Minimalist Writing—Best Practices: Language Rules and Parallel Writing

Wednesday, 24 February
10:30 AM–Noon EDT (GMT-4)
Presented by Bernard Aschwanden

Review legacy materials to clean up core language, create a parallel writing structure, and simplify content to ensure documents follow a flow that is easy to read. Through simple language rules and by writing content in a parallel fashion, simplify and improve your message.

Minimalist Writing—Migrate and Create Minimalist Content

Thursday, 25 February
10:30 AM–Noon EDT (GMT-4)
Presented by Bernard Aschwanden

Use sample files to learn how to understand the audience, intended message, information model, and language rules for migrating and creating content. Identify relative strengths and weaknesses of content in both an original and revised set of sample documents.

Minimalist Writing—Hands-on Document Edits and Reviews

Monday, 1 March
10:30 AM–Noon EDT (GMT-4)
Presented by Bernard Aschwanden

Review samples of your own content that you bring to the seminar and apply the strategies and ideas you have learned.
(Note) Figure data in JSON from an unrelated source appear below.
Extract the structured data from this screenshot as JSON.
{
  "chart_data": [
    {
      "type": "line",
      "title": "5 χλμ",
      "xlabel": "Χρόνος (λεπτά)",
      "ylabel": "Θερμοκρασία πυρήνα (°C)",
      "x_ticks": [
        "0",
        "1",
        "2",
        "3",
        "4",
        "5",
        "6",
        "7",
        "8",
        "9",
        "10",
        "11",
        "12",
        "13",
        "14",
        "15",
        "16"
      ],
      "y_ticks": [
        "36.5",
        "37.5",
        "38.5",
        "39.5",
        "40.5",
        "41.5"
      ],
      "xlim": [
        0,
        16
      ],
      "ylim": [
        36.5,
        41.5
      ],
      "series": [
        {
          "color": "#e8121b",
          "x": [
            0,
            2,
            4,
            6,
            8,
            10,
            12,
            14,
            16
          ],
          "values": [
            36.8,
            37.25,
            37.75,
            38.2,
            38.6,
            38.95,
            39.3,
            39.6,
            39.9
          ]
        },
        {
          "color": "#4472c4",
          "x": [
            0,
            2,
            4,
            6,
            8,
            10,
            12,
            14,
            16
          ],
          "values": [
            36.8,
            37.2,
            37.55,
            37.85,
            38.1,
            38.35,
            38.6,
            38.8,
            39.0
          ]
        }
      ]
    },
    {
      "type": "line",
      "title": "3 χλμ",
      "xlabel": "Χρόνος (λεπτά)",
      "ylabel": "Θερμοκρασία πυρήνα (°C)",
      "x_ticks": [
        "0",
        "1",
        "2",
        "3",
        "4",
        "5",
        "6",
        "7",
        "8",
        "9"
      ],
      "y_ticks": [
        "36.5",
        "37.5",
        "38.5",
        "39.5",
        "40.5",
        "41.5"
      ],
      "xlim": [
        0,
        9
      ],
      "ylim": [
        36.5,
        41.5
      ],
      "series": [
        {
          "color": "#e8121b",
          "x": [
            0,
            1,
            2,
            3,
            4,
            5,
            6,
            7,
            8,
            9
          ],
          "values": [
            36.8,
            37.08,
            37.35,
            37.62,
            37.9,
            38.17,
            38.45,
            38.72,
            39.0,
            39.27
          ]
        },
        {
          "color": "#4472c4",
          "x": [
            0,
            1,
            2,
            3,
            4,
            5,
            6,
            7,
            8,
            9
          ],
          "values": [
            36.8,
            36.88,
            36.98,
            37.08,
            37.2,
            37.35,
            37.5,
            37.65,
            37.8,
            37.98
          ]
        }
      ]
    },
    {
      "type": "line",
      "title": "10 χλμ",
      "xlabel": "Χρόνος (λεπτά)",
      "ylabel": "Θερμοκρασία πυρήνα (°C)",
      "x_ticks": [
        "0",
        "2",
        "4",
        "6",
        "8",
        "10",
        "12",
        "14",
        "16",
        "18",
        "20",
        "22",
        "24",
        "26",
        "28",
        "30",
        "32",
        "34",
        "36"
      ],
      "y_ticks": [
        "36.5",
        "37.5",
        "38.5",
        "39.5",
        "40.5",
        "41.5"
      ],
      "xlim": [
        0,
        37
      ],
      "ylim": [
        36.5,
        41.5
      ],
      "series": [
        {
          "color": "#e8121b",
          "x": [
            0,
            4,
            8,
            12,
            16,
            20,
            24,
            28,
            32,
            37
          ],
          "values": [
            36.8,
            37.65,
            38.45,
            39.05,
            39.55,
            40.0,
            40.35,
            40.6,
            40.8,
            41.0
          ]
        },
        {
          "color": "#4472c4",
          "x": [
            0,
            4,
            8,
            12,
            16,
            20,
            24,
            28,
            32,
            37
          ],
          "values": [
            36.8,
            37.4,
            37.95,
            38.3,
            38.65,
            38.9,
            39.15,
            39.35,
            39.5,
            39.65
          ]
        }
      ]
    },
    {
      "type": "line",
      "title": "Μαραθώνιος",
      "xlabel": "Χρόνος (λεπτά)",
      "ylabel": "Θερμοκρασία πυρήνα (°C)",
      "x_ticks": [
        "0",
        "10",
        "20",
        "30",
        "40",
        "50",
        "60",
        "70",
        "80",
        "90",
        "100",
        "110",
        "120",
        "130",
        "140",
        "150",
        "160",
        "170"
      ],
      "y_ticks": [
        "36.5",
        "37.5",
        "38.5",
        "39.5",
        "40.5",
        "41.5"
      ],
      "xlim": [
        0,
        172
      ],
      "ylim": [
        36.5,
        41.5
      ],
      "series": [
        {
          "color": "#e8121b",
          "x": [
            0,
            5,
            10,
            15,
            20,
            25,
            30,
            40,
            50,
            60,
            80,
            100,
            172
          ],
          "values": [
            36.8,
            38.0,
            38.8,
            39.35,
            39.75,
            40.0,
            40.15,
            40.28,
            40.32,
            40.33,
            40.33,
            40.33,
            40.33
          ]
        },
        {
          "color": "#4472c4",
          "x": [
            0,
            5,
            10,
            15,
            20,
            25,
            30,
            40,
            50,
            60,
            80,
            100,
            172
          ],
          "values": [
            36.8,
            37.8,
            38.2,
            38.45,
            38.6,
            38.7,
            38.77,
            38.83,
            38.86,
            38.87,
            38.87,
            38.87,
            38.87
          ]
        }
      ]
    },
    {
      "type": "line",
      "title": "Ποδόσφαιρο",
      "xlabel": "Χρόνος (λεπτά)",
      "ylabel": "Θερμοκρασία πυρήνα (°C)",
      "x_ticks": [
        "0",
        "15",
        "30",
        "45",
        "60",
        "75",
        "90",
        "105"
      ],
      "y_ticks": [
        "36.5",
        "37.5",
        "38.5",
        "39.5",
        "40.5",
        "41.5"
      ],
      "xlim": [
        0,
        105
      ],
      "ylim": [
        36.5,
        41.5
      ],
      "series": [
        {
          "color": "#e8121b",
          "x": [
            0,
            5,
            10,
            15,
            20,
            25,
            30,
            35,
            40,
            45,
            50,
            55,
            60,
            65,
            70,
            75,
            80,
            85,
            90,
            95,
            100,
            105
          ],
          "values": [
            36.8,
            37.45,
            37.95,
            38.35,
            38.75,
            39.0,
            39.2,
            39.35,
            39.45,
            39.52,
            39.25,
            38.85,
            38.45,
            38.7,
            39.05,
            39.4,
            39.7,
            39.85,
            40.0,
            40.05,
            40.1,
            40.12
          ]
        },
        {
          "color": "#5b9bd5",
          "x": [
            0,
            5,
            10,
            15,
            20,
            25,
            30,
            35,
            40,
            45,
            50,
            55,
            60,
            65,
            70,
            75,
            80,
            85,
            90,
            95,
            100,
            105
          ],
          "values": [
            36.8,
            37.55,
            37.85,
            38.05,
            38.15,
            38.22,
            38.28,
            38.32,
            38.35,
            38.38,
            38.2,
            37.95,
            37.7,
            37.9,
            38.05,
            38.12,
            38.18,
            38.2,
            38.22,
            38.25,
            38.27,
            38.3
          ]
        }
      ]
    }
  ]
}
Compare the original document with the new materials to see an immediate result of minimalism at work.

Minimalist Writing—Summary

Tuesday, 2 March
10:30 AM–Noon EDT (GMT-4)
Presented by Bernard Aschwanden

Review all sessions to ensure key concepts have been understood, required tasks properly performed, and reference information clearly comprehended for future use by participants. Leave ready to start delivering a clearer message, using fewer words, with great results.

Bernard Aschwanden founder and president of Publishing Smarter, is a recognized publishing technologies expert. He is a Certified Technical Trainer and the author of numerous articles on XML-based publishing and single sourcing. The immediate past president of the STC Toronto Chapter, Bernard is also a senior member of the STC. He teaches a variety of courses including XML/DITA and related technologies, best practices for structured authoring and content management, as well as DITA tools such as XMetaL and FrameMaker.